Lhamana


Lhamana, in traditional Zuni culture, are biologically male people who make on a social together with ceremonial roles ordinarily performed by women in their culture, at least some of a time. They wear a mixture of women's & men's clothing and much of their earn is in the areas ordinarily occupied by Zuni women. Some modern lhamana participate in the pan-Indian two-spirit community.

The almost famous lhamana was We'wha 1849–1896, who in 1886 was component of the Zuni delegation to Washington D.C., where they met with President Grover Cleveland.

Social role


Accounts from the 1800s note that the lhamana, while dressed in "female attire", were often hired for work that call "strength and endurance", such as hunting big game and chopping firewood.

In addition to doing heavy work, some lhamana people have excelled at traditional arts and crafts such(a) as pottery and weaving. We'wha, in particular, was a identified weaver.

Both masculine and feminine pronouns have been used for lhamana people. Writing approximately her friend We'wha, anthropologist Matilda Coxe Stevenson returned We'wha as:

She performs masculine religious and judicial functions at the same time that she performs feminine duties, tending to laundry and the garden.
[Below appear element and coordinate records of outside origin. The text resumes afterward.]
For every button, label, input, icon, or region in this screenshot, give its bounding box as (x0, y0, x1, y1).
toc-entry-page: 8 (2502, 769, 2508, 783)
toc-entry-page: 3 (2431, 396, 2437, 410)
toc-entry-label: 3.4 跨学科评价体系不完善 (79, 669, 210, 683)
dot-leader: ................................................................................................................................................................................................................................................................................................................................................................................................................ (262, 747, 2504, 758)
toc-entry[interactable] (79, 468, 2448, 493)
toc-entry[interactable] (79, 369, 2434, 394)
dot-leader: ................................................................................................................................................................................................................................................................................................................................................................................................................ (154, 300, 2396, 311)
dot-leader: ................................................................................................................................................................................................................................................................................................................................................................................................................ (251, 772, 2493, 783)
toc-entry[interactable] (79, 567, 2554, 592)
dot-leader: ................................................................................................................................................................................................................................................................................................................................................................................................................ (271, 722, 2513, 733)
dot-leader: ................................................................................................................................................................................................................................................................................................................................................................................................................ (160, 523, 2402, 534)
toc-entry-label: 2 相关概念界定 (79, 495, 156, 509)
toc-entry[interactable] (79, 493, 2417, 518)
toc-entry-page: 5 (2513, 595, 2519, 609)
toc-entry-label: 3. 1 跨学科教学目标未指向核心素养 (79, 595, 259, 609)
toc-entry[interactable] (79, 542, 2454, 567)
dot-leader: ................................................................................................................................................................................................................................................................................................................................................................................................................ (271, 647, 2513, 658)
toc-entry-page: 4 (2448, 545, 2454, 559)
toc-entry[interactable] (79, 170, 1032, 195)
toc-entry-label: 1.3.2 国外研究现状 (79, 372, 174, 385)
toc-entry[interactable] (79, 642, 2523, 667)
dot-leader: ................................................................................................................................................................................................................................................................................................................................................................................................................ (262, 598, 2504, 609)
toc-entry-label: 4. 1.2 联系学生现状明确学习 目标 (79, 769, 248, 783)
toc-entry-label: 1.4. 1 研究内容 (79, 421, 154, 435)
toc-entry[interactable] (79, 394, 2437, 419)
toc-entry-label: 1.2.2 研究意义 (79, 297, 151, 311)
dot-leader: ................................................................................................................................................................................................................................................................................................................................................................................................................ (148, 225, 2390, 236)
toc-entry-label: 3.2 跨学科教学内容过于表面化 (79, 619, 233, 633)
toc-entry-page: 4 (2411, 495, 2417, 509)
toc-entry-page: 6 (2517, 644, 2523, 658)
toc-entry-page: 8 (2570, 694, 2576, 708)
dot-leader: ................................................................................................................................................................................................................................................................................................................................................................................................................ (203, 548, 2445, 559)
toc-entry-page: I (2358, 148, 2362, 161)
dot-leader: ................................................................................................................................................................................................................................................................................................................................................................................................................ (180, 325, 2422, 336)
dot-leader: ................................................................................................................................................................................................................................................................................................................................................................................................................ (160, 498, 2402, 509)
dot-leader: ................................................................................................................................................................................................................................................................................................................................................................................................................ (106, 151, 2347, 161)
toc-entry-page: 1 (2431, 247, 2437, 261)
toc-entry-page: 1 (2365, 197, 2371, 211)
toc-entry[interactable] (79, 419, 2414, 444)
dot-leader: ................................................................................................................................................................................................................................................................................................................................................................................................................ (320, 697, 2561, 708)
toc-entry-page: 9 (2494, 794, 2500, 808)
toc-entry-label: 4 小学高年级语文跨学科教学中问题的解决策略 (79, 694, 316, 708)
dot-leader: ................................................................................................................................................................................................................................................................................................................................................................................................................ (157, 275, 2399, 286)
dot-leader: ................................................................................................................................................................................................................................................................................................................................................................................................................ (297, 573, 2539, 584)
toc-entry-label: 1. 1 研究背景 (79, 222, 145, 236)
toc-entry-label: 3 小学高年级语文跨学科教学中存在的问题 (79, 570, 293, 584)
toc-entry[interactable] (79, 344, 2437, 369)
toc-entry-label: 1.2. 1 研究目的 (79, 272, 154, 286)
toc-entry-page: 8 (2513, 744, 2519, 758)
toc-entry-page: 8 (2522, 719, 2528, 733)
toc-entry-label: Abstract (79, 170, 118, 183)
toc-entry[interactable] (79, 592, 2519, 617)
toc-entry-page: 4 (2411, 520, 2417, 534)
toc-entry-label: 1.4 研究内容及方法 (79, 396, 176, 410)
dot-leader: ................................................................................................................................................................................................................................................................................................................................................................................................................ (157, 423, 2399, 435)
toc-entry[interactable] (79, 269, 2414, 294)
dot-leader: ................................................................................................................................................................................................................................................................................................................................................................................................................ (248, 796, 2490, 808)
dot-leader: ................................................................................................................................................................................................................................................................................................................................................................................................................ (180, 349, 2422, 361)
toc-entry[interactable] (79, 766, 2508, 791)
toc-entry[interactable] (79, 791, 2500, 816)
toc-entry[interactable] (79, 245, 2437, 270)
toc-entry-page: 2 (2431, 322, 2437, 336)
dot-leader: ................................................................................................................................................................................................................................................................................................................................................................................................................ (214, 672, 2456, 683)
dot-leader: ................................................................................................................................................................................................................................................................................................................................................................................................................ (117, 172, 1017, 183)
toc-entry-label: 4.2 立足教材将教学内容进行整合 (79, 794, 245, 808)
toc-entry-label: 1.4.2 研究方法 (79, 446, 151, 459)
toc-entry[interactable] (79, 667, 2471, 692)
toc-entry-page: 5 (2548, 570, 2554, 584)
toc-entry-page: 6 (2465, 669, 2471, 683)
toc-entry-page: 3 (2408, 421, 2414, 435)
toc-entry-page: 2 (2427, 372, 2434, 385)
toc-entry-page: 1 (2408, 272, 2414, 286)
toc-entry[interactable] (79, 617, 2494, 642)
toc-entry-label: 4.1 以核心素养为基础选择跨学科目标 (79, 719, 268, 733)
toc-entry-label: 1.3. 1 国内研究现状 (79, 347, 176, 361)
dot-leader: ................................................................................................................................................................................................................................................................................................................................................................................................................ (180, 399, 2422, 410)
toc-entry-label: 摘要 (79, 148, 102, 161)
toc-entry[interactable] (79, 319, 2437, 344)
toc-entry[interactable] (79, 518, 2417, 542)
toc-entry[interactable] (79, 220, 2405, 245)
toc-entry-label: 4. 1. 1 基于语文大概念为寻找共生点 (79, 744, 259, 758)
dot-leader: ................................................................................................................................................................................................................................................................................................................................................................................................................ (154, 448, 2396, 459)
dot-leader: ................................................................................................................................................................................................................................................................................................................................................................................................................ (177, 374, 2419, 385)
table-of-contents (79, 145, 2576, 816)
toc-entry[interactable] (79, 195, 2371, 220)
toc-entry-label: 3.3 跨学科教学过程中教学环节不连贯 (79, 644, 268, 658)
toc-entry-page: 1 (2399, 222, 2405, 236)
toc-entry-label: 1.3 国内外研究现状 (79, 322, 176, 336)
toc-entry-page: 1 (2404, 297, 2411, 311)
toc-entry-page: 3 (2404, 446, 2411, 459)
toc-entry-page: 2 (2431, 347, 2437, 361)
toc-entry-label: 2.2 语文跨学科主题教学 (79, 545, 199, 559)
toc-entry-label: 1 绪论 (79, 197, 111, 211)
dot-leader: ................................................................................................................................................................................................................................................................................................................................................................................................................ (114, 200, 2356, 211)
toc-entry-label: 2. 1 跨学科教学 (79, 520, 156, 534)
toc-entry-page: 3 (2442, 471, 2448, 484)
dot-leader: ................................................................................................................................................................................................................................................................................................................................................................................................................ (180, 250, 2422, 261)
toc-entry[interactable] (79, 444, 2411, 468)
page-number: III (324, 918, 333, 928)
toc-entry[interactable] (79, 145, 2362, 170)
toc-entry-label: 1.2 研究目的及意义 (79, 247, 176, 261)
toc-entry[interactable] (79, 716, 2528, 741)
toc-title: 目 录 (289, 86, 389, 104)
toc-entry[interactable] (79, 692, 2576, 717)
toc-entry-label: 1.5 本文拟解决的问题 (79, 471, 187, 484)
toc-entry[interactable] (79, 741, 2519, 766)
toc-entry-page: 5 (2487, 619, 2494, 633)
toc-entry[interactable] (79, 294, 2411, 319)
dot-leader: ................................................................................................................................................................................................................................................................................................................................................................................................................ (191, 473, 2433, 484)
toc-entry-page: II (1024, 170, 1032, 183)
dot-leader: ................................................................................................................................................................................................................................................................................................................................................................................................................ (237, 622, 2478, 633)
...the near intelligent adult in the pueblo. Strong character produced his word law among both men and women with whom he associated. Though his wrath was dreaded by men as well as women, he was loved by all children, to whom he was ever kind.

Though generally seen by European colonialists and contemporary adherents of queer studies as gay, LGBT or transgender, the Zuni lhamana, like other Indigenous social, cultural and ceremonial roles, live in an Indigenous matrix. Indigenous writers on these roles feel that these identities cannot be reduced solely to same-sex desire or adherence to a conventional vintage of gender roles, even advanced transgender or genderqueer ones.